L’impôt sur les super bénéfices, véritable épée de Damoclès pour les entreprises

Quand l’impôt sur les super bénéfices sera-t-il décidé ? Pour ce dirigeant d’un grand groupe de BTP, il ne fait plus aucun doute qu’il tombera. “Parce que dans ce pays il faut toujours qu’il y ait un patron !… c’est une question de jours”, regrette-t-il amèrement.

Il n’est pas le seul à se sentir pressé.” “Comme toujours on nous demandera de payer”, déplore avec lassitude le capitaine d’un groupe de luxe français. Et d’ajouter : “Pour le symbole, avant tout. Parce qu’il ne faut pas être dupe, l’essentiel de notre activité se situe à l’international… nous paierons, bien sûr, mais personne ne voit ce que nous faisons pour recruter, garder l’emploi…etc.”

Les chefs d’entreprise ne se font pas d’illusions et attendent le verdict. S’ils s’en sont tirés dans le texte sur le pouvoir d’achat qui vient d’être voté à l’Assemblée nationale ce matin, ils l’attendent dans le projet de loi de finances rectificative qui est débattu dans l’hémicycle cet après-midi. Divers amendements ont été présentés en ce sens par des élus écologistes, socialistes et la France Insoumise.

Une idée qui traverse les courants politiques

La France suivra-t-elle l’Espagne, l’Italie ou même le Royaume-Uni ? Introduira-t-il une taxe sur les grands groupes ? Faire travailler les entreprises, notamment celles qui ont profité de la crise, obtenant des bénéfices importants grâce à l’inflation, ou aux tensions énergétiques, est en tout cas un sujet de débat dans la classe politique française. Les députés du Nupes sont favorables – jusqu’à une taxe exceptionnelle de 25 % sur les super bénéfices des compagnies gazières et pétrolières mais aussi des sociétés de transport maritime et des autoroutes, dont le chiffre d’affaires dépasse les 1 000 millions d’euros. . Le rassemblement national va aussi dans ce sens, qui vise les « profiteurs de la guerre ». Il y a aussi des élus de la majorité qui pensent aussi que ces grands groupes, souvent internationaux, doivent aussi faire preuve de solidarité avec leurs concitoyens. Enfin, à droite, Olivier Marleix, a lui aussi estimé, cette semaine, “qu’il n’avait aucune hostilité avec l’Etat, par la loi, faisant davantage appel aux compagnies pétrolières si nécessaire”. “On voit Total : ce n’est pas un crime de leur part, mais faire du profit en augmentant les prix”…

Le gouvernement freine

Le gouvernement prévoit de débloquer plus de 20 milliards d’euros pour aider les Français à faire face à l’inflation. Il faut trouver des ressources. Mais pour l’instant, le gouvernement refuse toujours de passer par une taxe. Il préfère demander aux entreprises de faire des gestes volontaires pour les consommateurs. Plus efficace et plus rapide selon Bercy que la collecte d’un nouvel impôt. Le 14 juillet, dans son entretien, Emmanuel Macron a évoqué une “contribution ciblée de ces entreprises, ce qui n’est pas de la démagogie”, mais le président de la République est resté dans le flou. Comme une esquive

Mercredi, dans un entretien au journal Le Monde, Bruno Le Maire a assuré : “ces entreprises doivent-elles faire plus ? Oui, c’est sûr !”. Et le ministre de l’Economie, qui préfère donc faire confiance à la responsabilité des dirigeants, s’engage à faire le calcul lors de l’examen du projet de loi de finances 2023, à l’automne prochain.

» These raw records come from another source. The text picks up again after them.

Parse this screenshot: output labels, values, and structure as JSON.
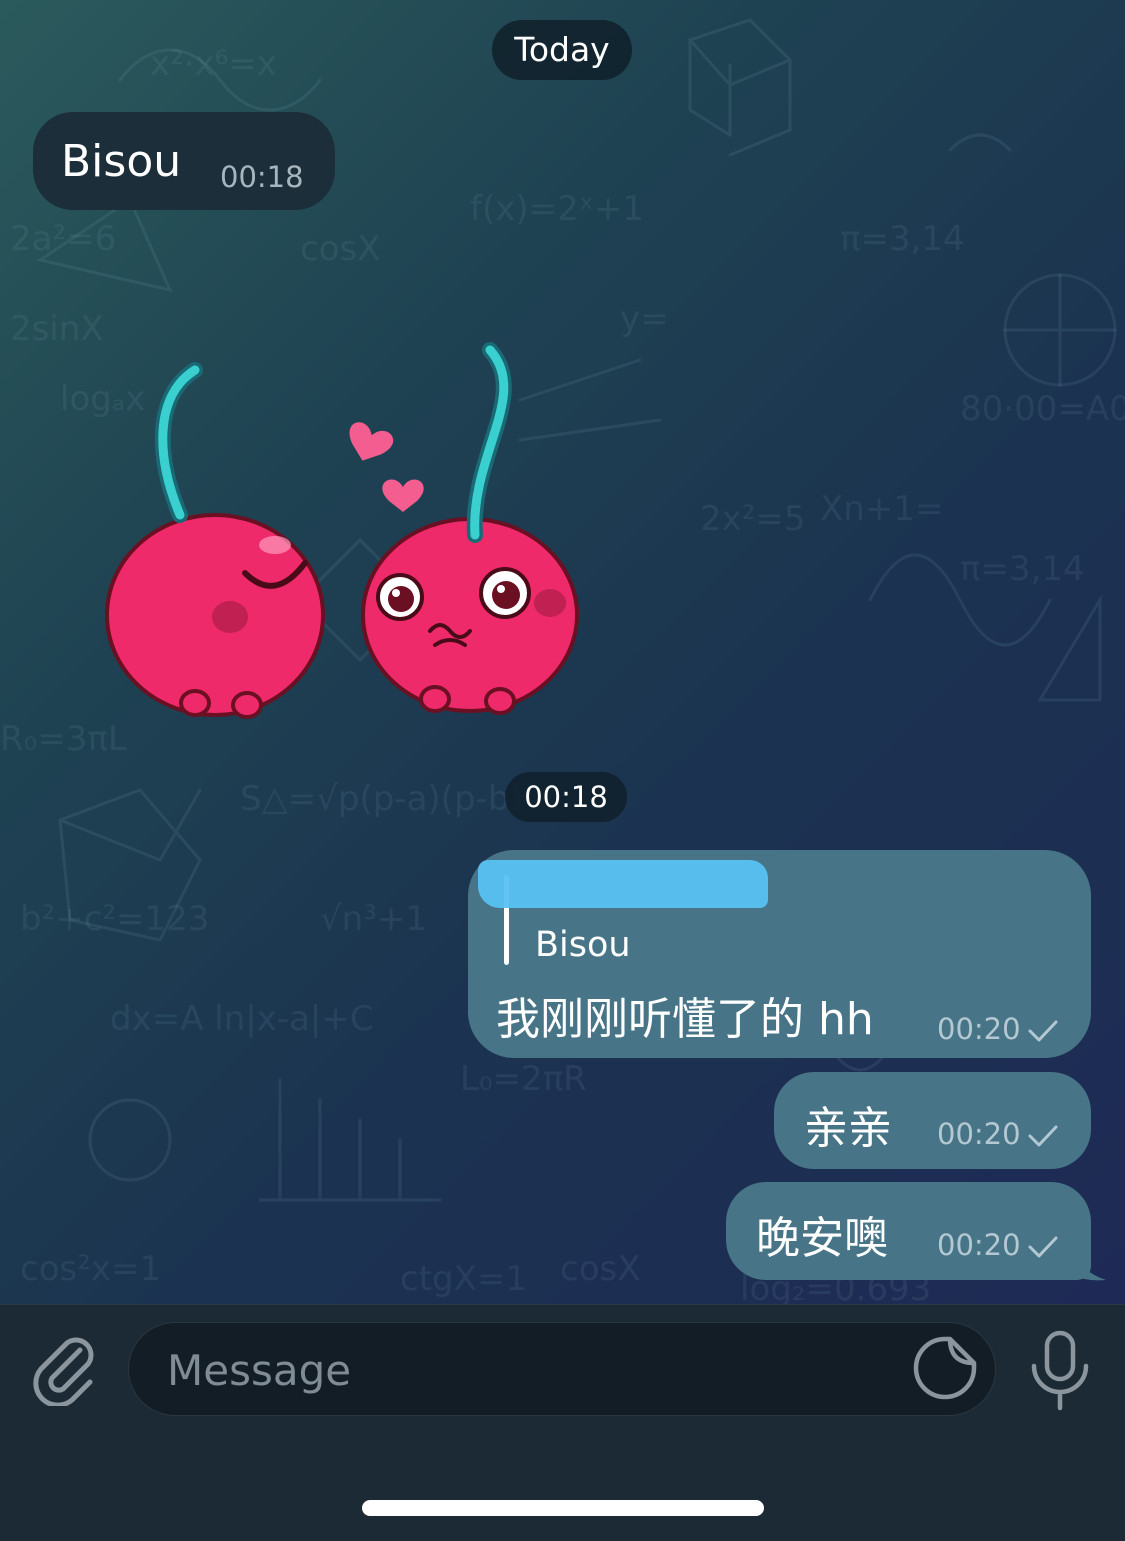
{
  "date_separator": "Today",
  "time_separator": "00:18",
  "messages": {
    "incoming_text": {
      "text": "Bisou",
      "time": "00:18"
    },
    "sticker": {
      "description_icon": "cherry-couple-sticker-icon"
    },
    "reply": {
      "quoted_sender": "Bisou",
      "text": "我刚刚听懂了的 hh",
      "time": "00:20"
    },
    "out1": {
      "text": "亲亲",
      "time": "00:20"
    },
    "out2": {
      "text": "晚安噢",
      "time": "00:20"
    }
  },
  "composer": {
    "placeholder": "Message",
    "attach_icon": "paperclip-icon",
    "sticker_icon": "sticker-icon",
    "mic_icon": "microphone-icon"
  },
  "colors": {
    "incoming_bubble": "#1b2e3a",
    "outgoing_bubble": "#477587",
    "input_bar": "#1c2a35",
    "heart": "#f35d8f",
    "cherry": "#ef2a6b",
    "stem": "#3ad0cf"
  }
}
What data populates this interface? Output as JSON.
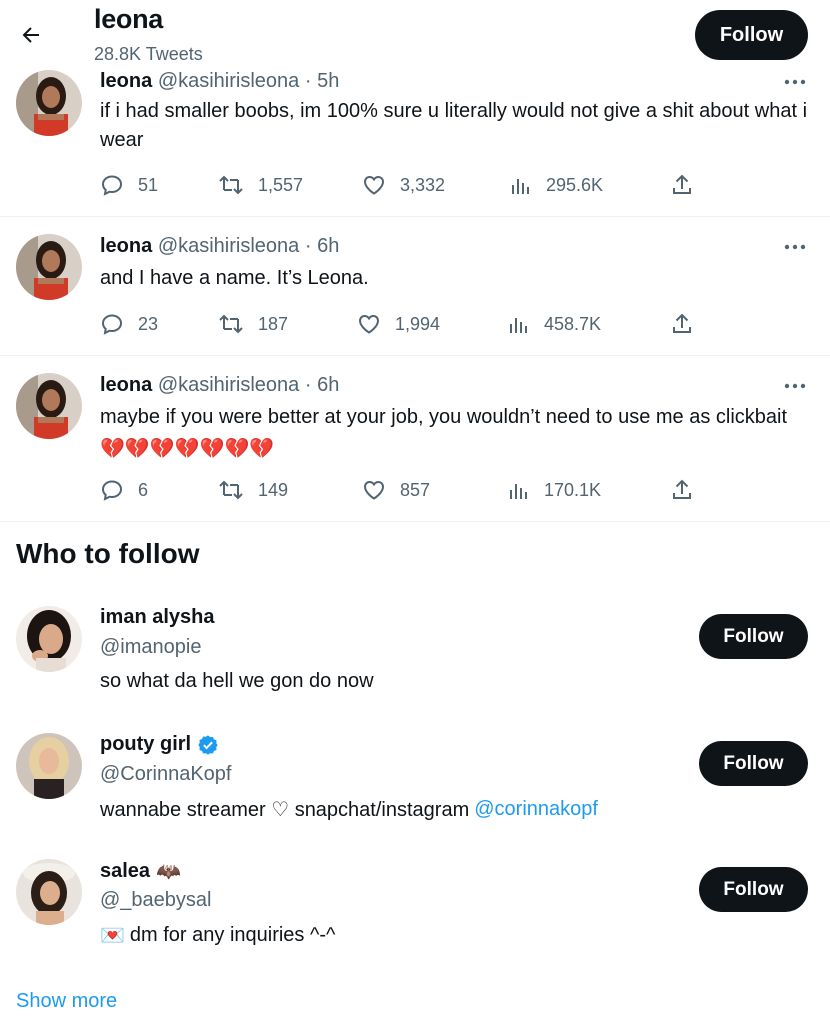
{
  "header": {
    "name": "leona",
    "tweet_count": "28.8K Tweets",
    "follow_label": "Follow"
  },
  "tweets": [
    {
      "name": "leona",
      "handle": "@kasihirisleona",
      "time": "· 5h",
      "text": "if i had smaller boobs, im 100% sure u literally would not give a shit about what i wear",
      "emoji": "",
      "replies": "51",
      "retweets": "1,557",
      "likes": "3,332",
      "views": "295.6K"
    },
    {
      "name": "leona",
      "handle": "@kasihirisleona",
      "time": "· 6h",
      "text": "and I have a name. It’s Leona.",
      "emoji": "",
      "replies": "23",
      "retweets": "187",
      "likes": "1,994",
      "views": "458.7K"
    },
    {
      "name": "leona",
      "handle": "@kasihirisleona",
      "time": "· 6h",
      "text": "maybe if you were better at your job, you wouldn’t need to use me as clickbait",
      "emoji": "💔💔💔💔💔💔💔",
      "replies": "6",
      "retweets": "149",
      "likes": "857",
      "views": "170.1K"
    }
  ],
  "who_to_follow": {
    "title": "Who to follow",
    "accounts": [
      {
        "name": "iman alysha",
        "handle": "@imanopie",
        "bio": "so what da hell we gon do now",
        "bio_prefix": "",
        "bio_link": "",
        "verified": false,
        "name_emoji": "",
        "follow_label": "Follow"
      },
      {
        "name": "pouty girl",
        "handle": "@CorinnaKopf",
        "bio": "wannabe streamer ♡ snapchat/instagram",
        "bio_prefix": "",
        "bio_link": "@corinnakopf",
        "verified": true,
        "name_emoji": "",
        "follow_label": "Follow"
      },
      {
        "name": "salea",
        "handle": "@_baebysal",
        "bio": "dm for any inquiries ^-^",
        "bio_prefix": "💌",
        "bio_link": "",
        "verified": false,
        "name_emoji": "🦇",
        "follow_label": "Follow"
      }
    ]
  },
  "show_more": "Show more",
  "colors": {
    "text": "#0f1419",
    "secondary": "#536471",
    "accent": "#1d9bf0",
    "button": "#0f1419",
    "divider": "#eff3f4"
  },
  "icons": {
    "back": "arrow-left-icon",
    "reply": "reply-icon",
    "retweet": "retweet-icon",
    "like": "heart-icon",
    "views": "analytics-icon",
    "share": "share-icon",
    "more": "more-dots-icon",
    "verified": "verified-badge-icon"
  }
}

Certains groupes font des gestes

Les grandes entreprises, notamment les énergéticiens, voient-elles le vent approcher ? Face à la pression, TotalEnergies, collectif d’habitude de premier plan, a promis, ce vendredi 22 juillet, une nouvelle remise à la pompe de 20 centimes le litre entre septembre et novembre, dans toutes ses stations-service, après 10 centimes, le reste du cours.

Dans la foulée, l’armateur CMA CGM a également annoncé, après un premier geste en juin dernier, une nouvelle baisse de ses tarifs “pour soutenir le pouvoir d’achat des ménages français et l’économie”. Elle réduira ses tarifs de transport de 750 euros par conteneur en France et à l’étranger, soit jusqu’à 25% de ses tarifs, contre les 500 euros initialement prévus.

Je ne suis cependant pas sûr que cela suffira à calmer le débat à l’Assemblée nationale.